Mercredi, Grant passa la journée à la piscine et réussi son examen. La semaine se termina avec la séance de piscine. Les parents, qui s’étaient portés volontaires pour accompagner, rejoignirent les élèves à l’école pour prendre le bus. Madame Boucoeur profita du trajet pour répartir les tâches des parents. Ces messieurs iraient avec les garçons dans le vestiaire du fond, tandis que ces dames accompagneraient les filles dans le premier vestiaire.

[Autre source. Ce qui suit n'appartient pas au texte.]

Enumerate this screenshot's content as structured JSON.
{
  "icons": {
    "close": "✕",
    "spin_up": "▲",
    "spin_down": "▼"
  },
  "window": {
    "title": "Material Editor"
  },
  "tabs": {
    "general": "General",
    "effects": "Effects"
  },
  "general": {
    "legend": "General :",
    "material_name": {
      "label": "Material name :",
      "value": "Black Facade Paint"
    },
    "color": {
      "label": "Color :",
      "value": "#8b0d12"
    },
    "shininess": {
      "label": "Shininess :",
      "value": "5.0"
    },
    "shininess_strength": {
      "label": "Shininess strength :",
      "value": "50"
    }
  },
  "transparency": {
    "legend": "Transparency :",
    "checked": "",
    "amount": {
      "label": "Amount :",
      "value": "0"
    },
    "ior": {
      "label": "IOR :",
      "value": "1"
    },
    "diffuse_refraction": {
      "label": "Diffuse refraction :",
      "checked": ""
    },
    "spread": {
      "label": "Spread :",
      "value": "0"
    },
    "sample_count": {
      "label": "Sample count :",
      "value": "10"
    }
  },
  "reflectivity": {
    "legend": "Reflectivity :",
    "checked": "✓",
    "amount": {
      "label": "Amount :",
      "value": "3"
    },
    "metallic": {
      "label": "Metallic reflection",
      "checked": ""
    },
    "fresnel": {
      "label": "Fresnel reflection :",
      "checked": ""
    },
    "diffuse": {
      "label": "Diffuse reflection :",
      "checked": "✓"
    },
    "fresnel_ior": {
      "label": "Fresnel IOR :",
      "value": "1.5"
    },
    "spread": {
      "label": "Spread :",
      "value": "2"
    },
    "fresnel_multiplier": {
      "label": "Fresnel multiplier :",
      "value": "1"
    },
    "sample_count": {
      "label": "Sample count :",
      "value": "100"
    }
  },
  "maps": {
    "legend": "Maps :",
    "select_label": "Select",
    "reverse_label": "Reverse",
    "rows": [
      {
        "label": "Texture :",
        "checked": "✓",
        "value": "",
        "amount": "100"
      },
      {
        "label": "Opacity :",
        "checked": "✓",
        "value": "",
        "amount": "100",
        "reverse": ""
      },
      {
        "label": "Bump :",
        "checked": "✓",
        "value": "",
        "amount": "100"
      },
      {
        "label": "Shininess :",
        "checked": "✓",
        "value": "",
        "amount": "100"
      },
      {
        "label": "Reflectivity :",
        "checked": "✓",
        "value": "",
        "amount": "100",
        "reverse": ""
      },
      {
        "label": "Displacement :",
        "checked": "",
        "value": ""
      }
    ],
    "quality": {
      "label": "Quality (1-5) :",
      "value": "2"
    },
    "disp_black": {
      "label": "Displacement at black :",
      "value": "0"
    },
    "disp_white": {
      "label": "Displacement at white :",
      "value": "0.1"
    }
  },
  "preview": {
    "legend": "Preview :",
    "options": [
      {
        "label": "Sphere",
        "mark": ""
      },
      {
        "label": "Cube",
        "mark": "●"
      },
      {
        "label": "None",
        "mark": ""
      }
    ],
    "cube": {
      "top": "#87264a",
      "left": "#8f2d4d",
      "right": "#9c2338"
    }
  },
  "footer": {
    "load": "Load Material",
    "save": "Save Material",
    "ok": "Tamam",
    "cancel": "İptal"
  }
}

Les premiers sortis des vestiaires amenaient les élèves aux toilettes puis à la douche et les guidaient au bord de la piscine. Madame Boucoeur et Mme Da Silva sortirent les premières et tandis que Madame Boucoeur se coordonnait avec les maîtres nageurs, Mme Da Silva gérait les enfants et les guidait vers les parents qui attendaient. Fanny fermait la marche avec les derniers enfants. Quand elle rejoint enfin le groupe, les parents avaient les yeux rivés sur elle. Son maillot de bain deux pièces dévoilait des abdominaux dessinaient à la perfection.
“- Ah oui quand même! s’exclama Grant
Des éclats de rire fusèrent.
“- Pardon, dit-il regardant les autres parents, j’ai pensé tout haut?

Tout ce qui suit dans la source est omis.